Each fragment that the trees absorbed was too small for the victim to notice, but over time the swimmers were lessened and the willow grew broad on the souls it sipped.
Flash Fiction Month 2018 Day 20
Carol-Ann sat in her front room and watched the rain rivulet down the window. Erode in channels and deltas. Testimonials of mistakes made a generation earlier.
The glass bubbled and slid down the outside walls, pooling into the gutter. Three days more and the walls would be gone again.
She picked up the phone and rang the repair company once more as rain-drop by rain-drop the house dissolved around her.
Flash Fiction Month 2018 Day 21
I took the photo this morning, and it inspired today’s story.
Snowscape
Campbell was stood by the window when the ice shifted, giving a glimpse of the world outside. Distant trees were cracks in the sky. Other houses erased by the weather.
The snow had fallen for thirty eight weeks straight, pausing only occasionally as if catching its breath.

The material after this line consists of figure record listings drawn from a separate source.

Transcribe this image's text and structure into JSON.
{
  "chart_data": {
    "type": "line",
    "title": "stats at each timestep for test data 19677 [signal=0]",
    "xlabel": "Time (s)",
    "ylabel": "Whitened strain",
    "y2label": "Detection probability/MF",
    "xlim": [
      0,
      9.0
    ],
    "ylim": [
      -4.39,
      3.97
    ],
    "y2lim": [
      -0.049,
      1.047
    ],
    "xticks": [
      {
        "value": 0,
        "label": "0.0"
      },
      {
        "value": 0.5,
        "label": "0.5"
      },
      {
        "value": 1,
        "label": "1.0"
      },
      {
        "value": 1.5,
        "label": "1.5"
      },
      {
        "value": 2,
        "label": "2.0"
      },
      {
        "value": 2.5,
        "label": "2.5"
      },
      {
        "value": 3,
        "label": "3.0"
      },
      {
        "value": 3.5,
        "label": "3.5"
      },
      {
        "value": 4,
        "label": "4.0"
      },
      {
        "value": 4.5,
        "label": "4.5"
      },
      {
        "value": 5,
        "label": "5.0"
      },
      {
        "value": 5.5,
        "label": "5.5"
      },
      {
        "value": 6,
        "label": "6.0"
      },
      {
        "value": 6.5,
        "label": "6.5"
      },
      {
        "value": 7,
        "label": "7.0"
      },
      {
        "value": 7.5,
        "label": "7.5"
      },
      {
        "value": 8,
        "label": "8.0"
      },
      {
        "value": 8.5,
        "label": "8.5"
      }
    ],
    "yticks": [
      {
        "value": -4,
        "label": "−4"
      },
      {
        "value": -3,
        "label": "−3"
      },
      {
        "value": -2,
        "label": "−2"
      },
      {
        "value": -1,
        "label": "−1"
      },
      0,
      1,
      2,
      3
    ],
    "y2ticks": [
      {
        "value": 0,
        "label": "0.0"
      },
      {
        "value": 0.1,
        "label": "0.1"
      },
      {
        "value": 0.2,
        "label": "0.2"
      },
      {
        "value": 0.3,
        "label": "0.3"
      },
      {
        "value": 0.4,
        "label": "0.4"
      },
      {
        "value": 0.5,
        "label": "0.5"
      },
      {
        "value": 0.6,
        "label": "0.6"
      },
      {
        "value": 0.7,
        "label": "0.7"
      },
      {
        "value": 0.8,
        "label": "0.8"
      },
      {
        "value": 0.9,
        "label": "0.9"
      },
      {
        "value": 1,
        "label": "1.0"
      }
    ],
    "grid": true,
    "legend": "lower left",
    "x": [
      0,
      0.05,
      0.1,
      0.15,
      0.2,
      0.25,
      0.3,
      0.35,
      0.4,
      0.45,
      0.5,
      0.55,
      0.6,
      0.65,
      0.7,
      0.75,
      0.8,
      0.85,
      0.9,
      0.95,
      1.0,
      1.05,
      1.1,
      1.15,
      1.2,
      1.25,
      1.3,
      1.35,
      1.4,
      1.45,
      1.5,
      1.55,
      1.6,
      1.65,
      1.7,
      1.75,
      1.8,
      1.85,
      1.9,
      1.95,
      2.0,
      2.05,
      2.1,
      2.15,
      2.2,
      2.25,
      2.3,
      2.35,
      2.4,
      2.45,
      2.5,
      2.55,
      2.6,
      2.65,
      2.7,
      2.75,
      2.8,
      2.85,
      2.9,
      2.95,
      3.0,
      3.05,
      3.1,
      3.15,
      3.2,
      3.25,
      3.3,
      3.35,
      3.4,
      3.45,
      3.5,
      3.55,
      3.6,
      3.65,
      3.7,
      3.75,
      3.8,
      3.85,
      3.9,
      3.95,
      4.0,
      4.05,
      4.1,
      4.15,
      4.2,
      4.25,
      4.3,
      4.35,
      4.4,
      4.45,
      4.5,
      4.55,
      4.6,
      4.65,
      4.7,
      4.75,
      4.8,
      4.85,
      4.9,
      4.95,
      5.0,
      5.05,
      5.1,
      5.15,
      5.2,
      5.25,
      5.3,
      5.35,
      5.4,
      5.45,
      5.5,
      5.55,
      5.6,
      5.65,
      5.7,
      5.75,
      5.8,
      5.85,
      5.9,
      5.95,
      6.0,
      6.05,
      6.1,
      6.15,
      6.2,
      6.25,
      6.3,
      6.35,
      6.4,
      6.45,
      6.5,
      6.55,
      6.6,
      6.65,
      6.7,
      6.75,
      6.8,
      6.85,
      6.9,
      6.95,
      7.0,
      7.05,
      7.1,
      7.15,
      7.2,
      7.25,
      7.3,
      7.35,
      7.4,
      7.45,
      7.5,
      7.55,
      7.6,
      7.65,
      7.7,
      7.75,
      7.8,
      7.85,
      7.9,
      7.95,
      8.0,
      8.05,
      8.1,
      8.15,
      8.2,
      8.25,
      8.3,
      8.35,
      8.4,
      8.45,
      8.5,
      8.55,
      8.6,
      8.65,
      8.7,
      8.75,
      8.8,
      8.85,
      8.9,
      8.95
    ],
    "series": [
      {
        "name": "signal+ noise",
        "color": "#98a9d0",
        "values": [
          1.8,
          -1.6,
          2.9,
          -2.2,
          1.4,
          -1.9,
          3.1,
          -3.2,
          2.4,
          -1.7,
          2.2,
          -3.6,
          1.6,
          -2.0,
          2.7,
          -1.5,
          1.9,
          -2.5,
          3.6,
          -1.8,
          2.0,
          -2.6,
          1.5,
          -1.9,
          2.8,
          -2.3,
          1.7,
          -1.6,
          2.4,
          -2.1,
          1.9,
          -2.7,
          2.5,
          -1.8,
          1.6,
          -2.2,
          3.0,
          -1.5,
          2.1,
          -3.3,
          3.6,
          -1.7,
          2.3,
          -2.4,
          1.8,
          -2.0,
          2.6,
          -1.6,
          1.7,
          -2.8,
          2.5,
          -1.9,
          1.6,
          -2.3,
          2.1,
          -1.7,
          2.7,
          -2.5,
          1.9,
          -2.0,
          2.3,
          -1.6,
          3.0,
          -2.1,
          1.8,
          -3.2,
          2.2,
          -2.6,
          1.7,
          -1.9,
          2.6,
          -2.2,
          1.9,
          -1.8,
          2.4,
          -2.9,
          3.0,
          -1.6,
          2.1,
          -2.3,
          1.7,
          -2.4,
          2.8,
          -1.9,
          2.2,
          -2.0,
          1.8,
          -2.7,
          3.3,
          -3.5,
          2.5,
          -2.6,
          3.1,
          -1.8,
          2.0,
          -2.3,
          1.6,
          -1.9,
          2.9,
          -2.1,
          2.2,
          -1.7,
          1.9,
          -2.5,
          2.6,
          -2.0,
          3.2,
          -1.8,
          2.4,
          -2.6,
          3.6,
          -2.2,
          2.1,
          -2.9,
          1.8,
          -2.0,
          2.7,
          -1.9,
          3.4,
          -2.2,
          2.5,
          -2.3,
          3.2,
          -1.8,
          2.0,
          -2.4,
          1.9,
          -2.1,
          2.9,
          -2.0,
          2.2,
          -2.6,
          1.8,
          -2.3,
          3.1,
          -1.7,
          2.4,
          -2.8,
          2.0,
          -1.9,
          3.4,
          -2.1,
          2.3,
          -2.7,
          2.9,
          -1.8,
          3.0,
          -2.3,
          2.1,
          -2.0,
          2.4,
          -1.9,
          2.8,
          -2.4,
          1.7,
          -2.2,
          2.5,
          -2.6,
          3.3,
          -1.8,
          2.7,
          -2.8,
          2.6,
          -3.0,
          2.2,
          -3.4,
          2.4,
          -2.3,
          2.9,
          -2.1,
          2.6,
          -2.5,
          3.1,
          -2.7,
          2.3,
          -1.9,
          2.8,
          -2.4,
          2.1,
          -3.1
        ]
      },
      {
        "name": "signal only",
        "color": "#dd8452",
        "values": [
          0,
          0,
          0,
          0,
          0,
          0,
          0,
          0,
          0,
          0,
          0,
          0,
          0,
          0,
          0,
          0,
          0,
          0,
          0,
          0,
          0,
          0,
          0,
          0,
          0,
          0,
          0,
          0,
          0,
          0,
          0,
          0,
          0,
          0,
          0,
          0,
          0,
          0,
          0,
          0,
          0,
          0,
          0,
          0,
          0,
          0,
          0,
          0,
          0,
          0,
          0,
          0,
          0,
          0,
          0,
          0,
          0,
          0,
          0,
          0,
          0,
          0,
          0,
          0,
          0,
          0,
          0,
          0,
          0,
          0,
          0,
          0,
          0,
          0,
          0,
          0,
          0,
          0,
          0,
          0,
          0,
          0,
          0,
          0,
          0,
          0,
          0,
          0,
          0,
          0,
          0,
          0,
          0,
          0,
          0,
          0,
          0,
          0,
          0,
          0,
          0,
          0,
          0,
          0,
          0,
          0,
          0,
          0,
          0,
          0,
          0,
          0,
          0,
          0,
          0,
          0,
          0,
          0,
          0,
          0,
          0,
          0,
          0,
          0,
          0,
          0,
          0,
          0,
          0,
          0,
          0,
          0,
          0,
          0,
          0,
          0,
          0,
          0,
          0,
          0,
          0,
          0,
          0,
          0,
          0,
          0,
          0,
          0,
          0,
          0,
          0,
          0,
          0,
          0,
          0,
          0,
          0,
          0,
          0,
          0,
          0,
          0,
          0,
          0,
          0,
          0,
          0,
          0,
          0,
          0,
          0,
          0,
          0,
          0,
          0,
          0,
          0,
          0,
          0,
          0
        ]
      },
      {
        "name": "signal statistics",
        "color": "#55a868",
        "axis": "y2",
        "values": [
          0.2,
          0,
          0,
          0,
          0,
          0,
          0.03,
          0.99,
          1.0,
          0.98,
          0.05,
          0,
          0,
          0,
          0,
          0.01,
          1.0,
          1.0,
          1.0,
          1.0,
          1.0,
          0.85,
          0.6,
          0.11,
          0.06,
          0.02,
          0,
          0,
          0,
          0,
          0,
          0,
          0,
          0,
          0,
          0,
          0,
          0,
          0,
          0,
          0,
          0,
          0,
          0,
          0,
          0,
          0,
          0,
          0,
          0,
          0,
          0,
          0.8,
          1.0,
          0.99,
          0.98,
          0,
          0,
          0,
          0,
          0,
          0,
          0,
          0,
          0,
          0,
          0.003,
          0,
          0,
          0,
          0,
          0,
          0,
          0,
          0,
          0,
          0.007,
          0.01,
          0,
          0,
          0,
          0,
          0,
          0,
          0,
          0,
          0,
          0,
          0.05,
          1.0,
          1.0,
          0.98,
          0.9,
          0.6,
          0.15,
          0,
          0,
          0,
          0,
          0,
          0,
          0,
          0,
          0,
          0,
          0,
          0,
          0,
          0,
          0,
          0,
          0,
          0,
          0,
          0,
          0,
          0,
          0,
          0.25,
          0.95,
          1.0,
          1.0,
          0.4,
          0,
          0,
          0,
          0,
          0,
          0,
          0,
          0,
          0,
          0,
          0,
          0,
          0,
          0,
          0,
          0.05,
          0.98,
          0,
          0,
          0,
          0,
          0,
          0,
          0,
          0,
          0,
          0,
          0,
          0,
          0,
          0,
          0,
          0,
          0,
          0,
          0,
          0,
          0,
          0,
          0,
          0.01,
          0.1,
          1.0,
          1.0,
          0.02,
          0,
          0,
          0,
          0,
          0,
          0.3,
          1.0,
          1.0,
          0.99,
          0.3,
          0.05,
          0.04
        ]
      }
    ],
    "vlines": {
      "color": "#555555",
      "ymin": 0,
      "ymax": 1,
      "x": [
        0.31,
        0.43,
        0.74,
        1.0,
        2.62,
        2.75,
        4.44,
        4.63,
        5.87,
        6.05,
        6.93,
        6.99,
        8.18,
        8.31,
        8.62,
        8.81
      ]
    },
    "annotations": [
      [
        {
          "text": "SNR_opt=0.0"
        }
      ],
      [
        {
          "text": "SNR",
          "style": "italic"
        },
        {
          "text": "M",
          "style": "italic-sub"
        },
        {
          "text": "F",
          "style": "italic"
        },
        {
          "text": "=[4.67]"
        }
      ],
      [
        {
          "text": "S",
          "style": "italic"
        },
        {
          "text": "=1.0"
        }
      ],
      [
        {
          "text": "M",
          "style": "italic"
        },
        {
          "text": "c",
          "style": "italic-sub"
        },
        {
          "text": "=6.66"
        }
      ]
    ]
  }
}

Coating the house in a silken coat so vast that the world outside was a forgotten shimmer.
Campbell glanced out again. The trees seemed closer now. Each one larger, though it could have been a trick of the light. Perspective. He hadn’t seen anything further away than the other side of the room for months.
Going to the kitchen, he made tea from stale water, then went back to gaze on the outside world once more. One last time before snowfall encased the house and sealed him off.
Whether through weight or pressure, the tap root smashed the window, covering Campbell in splinters of glass, and ice just as sharp. Finding purchase on his legs and arms the tree dragged him out of the house and lay him on the snow. Roots rasped away skin scalded to blisters by spilt tea.
It took time for the trees to force their roots into his arms and legs. Find the minerals hidden in his bones.
By the time they were finished he was powder and skin and covered by the next snowfall.
They still felt the gnawing emptiness the never-winter had brought them, the weakness in their branches, but they were not done for yet. There were still many houses hidden under the snow, and many minerals hidden in the bones of those within.